These stats prove Xander Bogaerts’ immense value to Red Sox
There are many reasons the Boston Red Sox need to keep Xander Bogaerts in uniform for years to come, if not his entire career.
He’s a proven winner, with two World Series rings, four Silver Slugger awards, and four All-Star seasons, including this year.
He’s a leader in the clubhouse, the undisputed unofficial captain of the team, and a mentor to many younger players, especially Rafael Devers, who considers him a big brother.
His current and former teammates want to play with him, and media members and executives around the league cannot believe the Sox would even consider letting him go. Trevor Story has been campaigning on his behalf all year, as has David Ortiz.
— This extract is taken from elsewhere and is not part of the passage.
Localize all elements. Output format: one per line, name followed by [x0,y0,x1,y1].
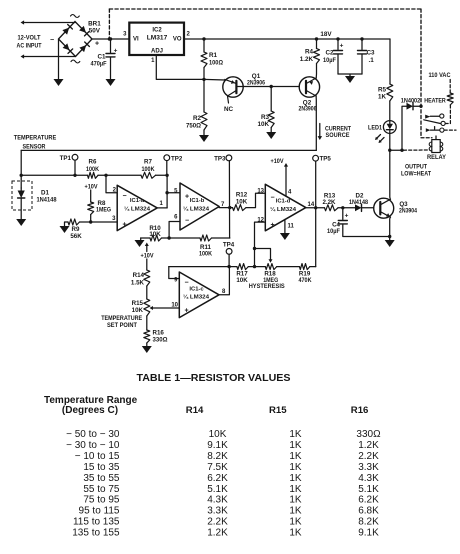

Here’s another one: Bogaerts rakes at Fenway Park.
Over 631 career regular-season games at America’s Most Beloved Ballpark, Bogaerts is a .312/.374/.495 hitter. He’s collected 748 hits, including 165 doubles, seven triples, and 87 home runs. He’s scored 405 times, driven in 392 runs, and stolen 31 bases.
Despite playing through injury this season, Bogaerts is having a solid year at the plate. And once again, he’s hitting better at home than on the road, slashing .313/.380/.493 with 23 of his 38 doubles and nine of his 14 homers collected over 75 games in the ballpark he’s called home since he was a 20-year-old rookie in 2013.
In several lengthy public pleas for the Sox to retain Bogaerts (and Rafael Devers) long-term, Ortiz has reminded the world that not every player thrives under the Boston microscope:
"“When you have a guy like [Devers] or Bogaerts in your lineup, that means you’re going to take pressure away from everybody else. They know how to handle it. They know how it is to play in Boston. Trust me, playing in Boston is not for every type of player. I played there for so long, it’s a distraction for a lot of players. They don’t know how to handle it.I played with a lot of superstars and they’ve been great somewhere else and when they got to Boston, they struggled because they couldn’t put up with what is going on out there. These two guys, they grew up there. You know what to expect from them. You know what they’re going to give you. That’s why sometimes I don’t understand why organizations sometimes walk away from that. They prefer to explore other options. I would go with what I know. I’d keep it simple.As a fan, and that’s who I am right now, I don’t play the game anymore, but I know what to expect from those guys. I know exactly what I’m going to get from the two of them. They are the best players that can represent the Red Sox better than anyone else as of right now. We need to lock them in.”via MLB.com"
Throughout Ortiz’s lengthy career in Boston, he saw many stars fade upon arrival, withering under the harsh spotlight. The media and fans are involved to an almost-rabid degree, and many players sink, rather than swim; Bogaerts isn’t one of them.